Dérive. Mais plus encore que la poursuite du processus de transition démocratique, malmené par la répression sans merci menée contre les Frères musulmans, la Libye s’est imposée comme principal thème de discussion. Aussi bien Paris que Le Caire s’inquiètent de la dérive d’un pays sans pouvoir central qui risque de devenir un havre pour jihadistes. Cette menace est prise très au sérieux par l’Egypte, qui partage plus de 1 000 kilomètres de frontière avec la Libye. L’armée égyptienne ne la contrôle que très vaguement et craint un afflux d’armes et de combattants dans le Sinaï, où vient de s’implanter l’Etat islamique.
Pour contrer ce risque jihadiste, l’Egypte s’implique de plus en plus ouvertement en Libye. Les Etats-Unis sont convaincus qu’elle a offert un soutien logistique aux avions des Emirats arabes unis qui ont bombardé des milices islamistes cet été à Tripoli.

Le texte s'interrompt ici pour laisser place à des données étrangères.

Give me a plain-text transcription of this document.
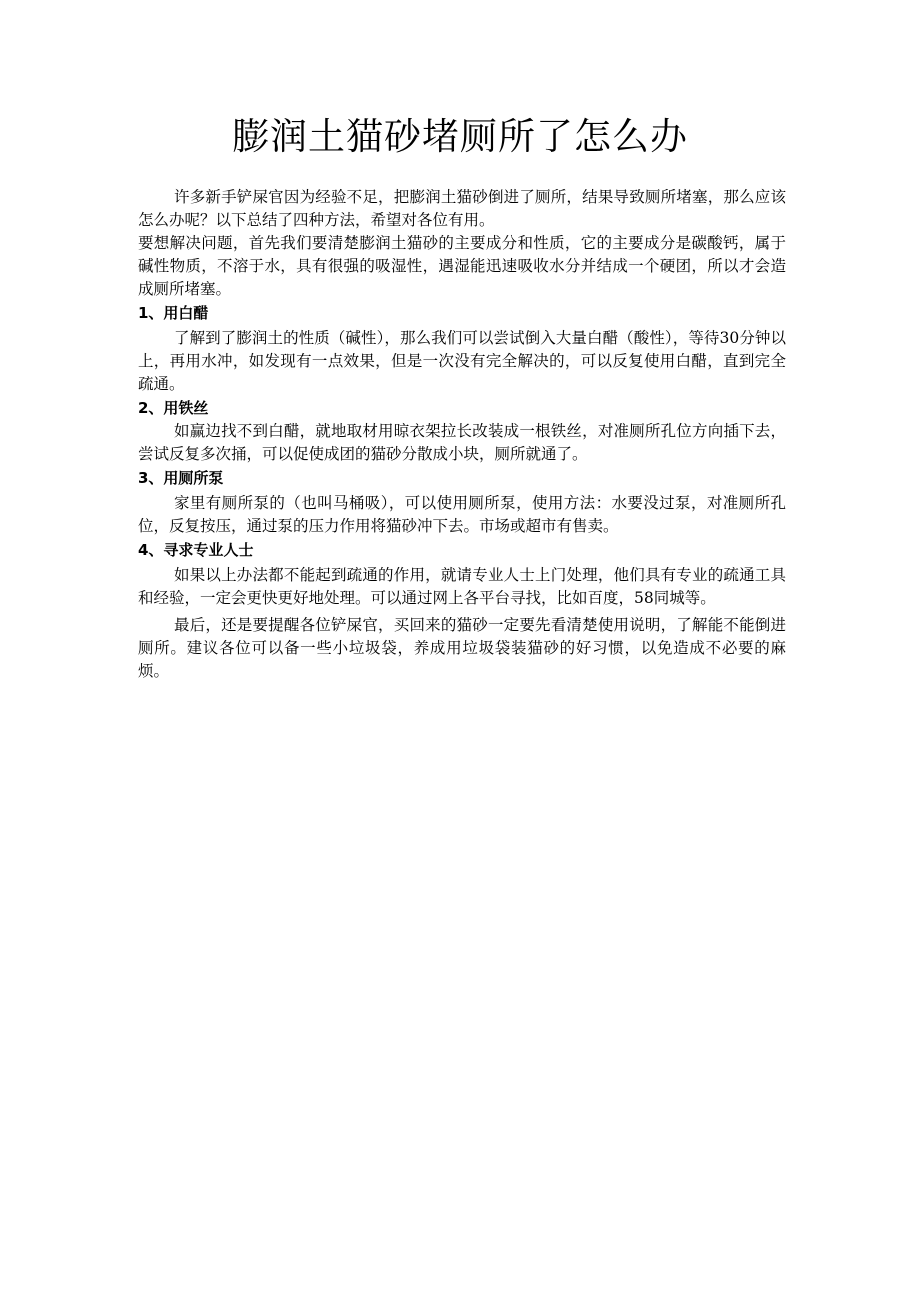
膨润土猫砂堵厕所了怎么办

许多新手铲屎官因为经验不足，把膨润土猫砂倒进了厕所，结果导致厕所堵塞，那么应该怎么办呢？以下总结了四种方法，希望对各位有用。

要想解决问题，首先我们要清楚膨润土猫砂的主要成分和性质，它的主要成分是碳酸钙，属于碱性物质，不溶于水，具有很强的吸湿性，遇湿能迅速吸收水分并结成一个硬团，所以才会造成厕所堵塞。

1、用白醋

了解到了膨润土的性质（碱性），那么我们可以尝试倒入大量白醋（酸性），等待30分钟以上，再用水冲，如发现有一点效果，但是一次没有完全解决的，可以反复使用白醋，直到完全疏通。

2、用铁丝

如赢边找不到白醋，就地取材用晾衣架拉长改装成一根铁丝，对准厕所孔位方向插下去，尝试反复多次捅，可以促使成团的猫砂分散成小块，厕所就通了。

3、用厕所泵

家里有厕所泵的（也叫马桶吸），可以使用厕所泵，使用方法：水要没过泵，对准厕所孔位，反复按压，通过泵的压力作用将猫砂冲下去。市场或超市有售卖。

4、寻求专业人士

如果以上办法都不能起到疏通的作用，就请专业人士上门处理，他们具有专业的疏通工具和经验，一定会更快更好地处理。可以通过网上各平台寻找，比如百度，58同城等。

最后，还是要提醒各位铲屎官，买回来的猫砂一定要先看清楚使用说明，了解能不能倒进厕所。建议各位可以备一些小垃圾袋，养成用垃圾袋装猫砂的好习惯，以免造成不必要的麻烦。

Si «aucune coopération militaire» avec la France en Libye n’a été évoquée lors de la visite d’Al-Sissi, selon une source diplomatique, la vente d’avions Rafale pour remplacer les Mirage vieillissants de la flotte aérienne égyptienne devait être discutée. Cet été, le constructeur naval français DCNS a déjà signé un contrat estimé à un milliard d’euros pour fournir quatre corvettes Gowind à la marine égyptienne. Des accords pour le métro du Caire et avec l’Agence française de développement ont par ailleurs été signés mercredi.
Prison. Al-Sissi a de son côté exhorté les touristes français à revenir en Egypte :«Vous n’avez rien à craindre. […] Vous ne voyez pas combien le peuple égyptien aime ses invités !» Le Président n’a en revanche pas commenté les condamnations de deux à cinq ans de prison prononcées mercredi contre 78 mineurs qui avaient manifesté pour le retour de Mohamed Morsi, l’ex-président islamiste destitué par l’armée en juillet 2013. Au total, la répression contre les Frères musulmans a fait plus de 1 400 morts et conduit 15 000 personnes en prison. Le sujet a, selon un diplomate, été «évoqué» mercredi à Paris.